Man soll ja einem „geschenkten Gaul“ nicht ins Mauk schauen, und sofern muss man für die Verfügbarkeit der Phönix-Halle dankbar sein. Doch wenn man das Wiesbadener Kurhaus als usprünglichen Veranstaltungsort im Kopf hatte, musste man erst einmal umdenken. Die Halle liegt mitten in einem Gewerbegebiet und verströmt den Charme des frühen Industriezeitalters. Offensichtlich diente die Halle bis vor kurzem Produktions- oder Lagerzwecken. Riesige Laufkräne zieren die hohe Decke, überall ziehen sich – puristische! – Rohre und Stahlträger entlang, und die Wände zwischen Halle und „Foyer“ – ein weiter Raum mit grauem Estrich – zieren ockergelbe Pressspanplatten.
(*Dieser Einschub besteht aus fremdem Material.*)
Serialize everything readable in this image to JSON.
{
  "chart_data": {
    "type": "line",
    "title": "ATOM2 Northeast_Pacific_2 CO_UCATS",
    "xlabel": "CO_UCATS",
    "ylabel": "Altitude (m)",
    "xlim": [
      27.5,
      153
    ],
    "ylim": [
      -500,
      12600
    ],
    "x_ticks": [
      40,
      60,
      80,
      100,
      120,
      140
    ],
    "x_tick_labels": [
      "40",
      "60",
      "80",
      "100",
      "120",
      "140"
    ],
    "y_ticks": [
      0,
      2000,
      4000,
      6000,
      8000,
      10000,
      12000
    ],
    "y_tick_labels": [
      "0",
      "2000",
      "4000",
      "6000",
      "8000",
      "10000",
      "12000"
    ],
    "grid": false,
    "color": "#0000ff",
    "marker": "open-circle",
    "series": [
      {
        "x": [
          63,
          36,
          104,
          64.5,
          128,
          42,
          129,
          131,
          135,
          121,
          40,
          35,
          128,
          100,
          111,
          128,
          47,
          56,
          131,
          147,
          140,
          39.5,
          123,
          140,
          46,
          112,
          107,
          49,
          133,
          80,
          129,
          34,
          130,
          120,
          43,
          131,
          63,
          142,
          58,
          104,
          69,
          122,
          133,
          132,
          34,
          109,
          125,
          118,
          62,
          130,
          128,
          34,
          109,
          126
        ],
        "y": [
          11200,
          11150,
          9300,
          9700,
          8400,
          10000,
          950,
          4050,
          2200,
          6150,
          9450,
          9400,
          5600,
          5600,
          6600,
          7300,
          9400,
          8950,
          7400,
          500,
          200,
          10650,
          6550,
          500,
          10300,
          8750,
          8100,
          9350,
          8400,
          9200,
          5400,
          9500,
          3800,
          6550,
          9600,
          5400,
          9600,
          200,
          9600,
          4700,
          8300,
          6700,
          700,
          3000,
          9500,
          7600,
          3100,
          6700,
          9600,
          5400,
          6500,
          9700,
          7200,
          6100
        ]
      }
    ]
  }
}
Doch wie gesagt: man war froh, eine Ersatzstätte gefunden zu haben, und irgendwie passte die Örtlichkeit – oder heißt es heute „Location“? – zu dem etwas anarchischen Musikstil Bobby McFerrins.
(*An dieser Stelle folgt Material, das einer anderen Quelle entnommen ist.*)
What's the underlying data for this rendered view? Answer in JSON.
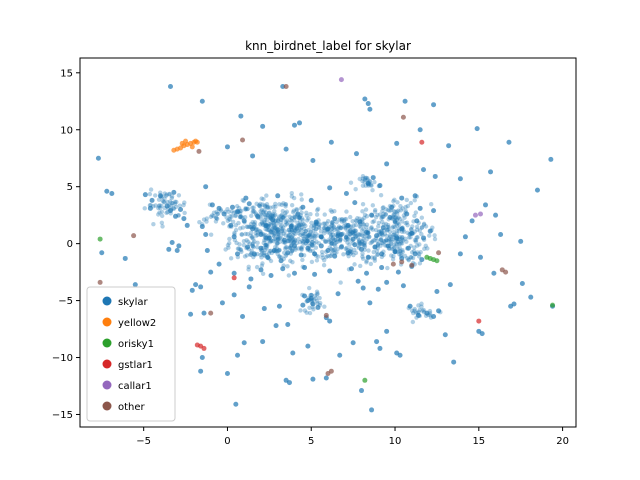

Der trat denn auch mit seinen beiden Mitspielern bzw „friends“ – Armand Hirsch an der Gitarre und David Mansfield an Gitarre, Violine, Mandoline und Resonator-Gitarre – auf die Bühne heraus und verlor erst einmal ein paar Worte über den Regen, was ihn gleich zu „September in the Rain“ und „Raindrops are falling …“ kommen ließ. Aber die Befürchtungen, dass er hier nur abgestandene Ohrwürmer des Kuschelpops präsentieren würde, waren überflüssig. Diese beiden kurzen Reminiszenzen waren nur dem Wetter geschuldet. Das Programm bestand an diesem Abend aus vielen bekannten und weniger bekannten Stücken, bei denen es aber weniger um den musikalischen oder gar textlichen Inhalt als um die Präsentation ging. Bobby McFerrin ist ein Meister der Stimmbildung. Problem- und ansatzlos wechselt er zwischen Kopf- und Bruststimme, singt mal wie ein Countertenor, dann wie ein Bariton und bei Bedarf auch wie bärtiger Bassist in den tiefsten Lagen. Dazwischen imitiert er dann beliebige Instrumente. Mal kling er wie die heulende Seite einer Rock-Gitarre, dann wieder wie ein satter Kontrabass, aber auch als Saxophon kann er sehr gut auftreten. Schließt man als Zuschauer die Augen, hört man tatsächlich den entsprechenden Instrumentalisten auf der Bühne „grooven“.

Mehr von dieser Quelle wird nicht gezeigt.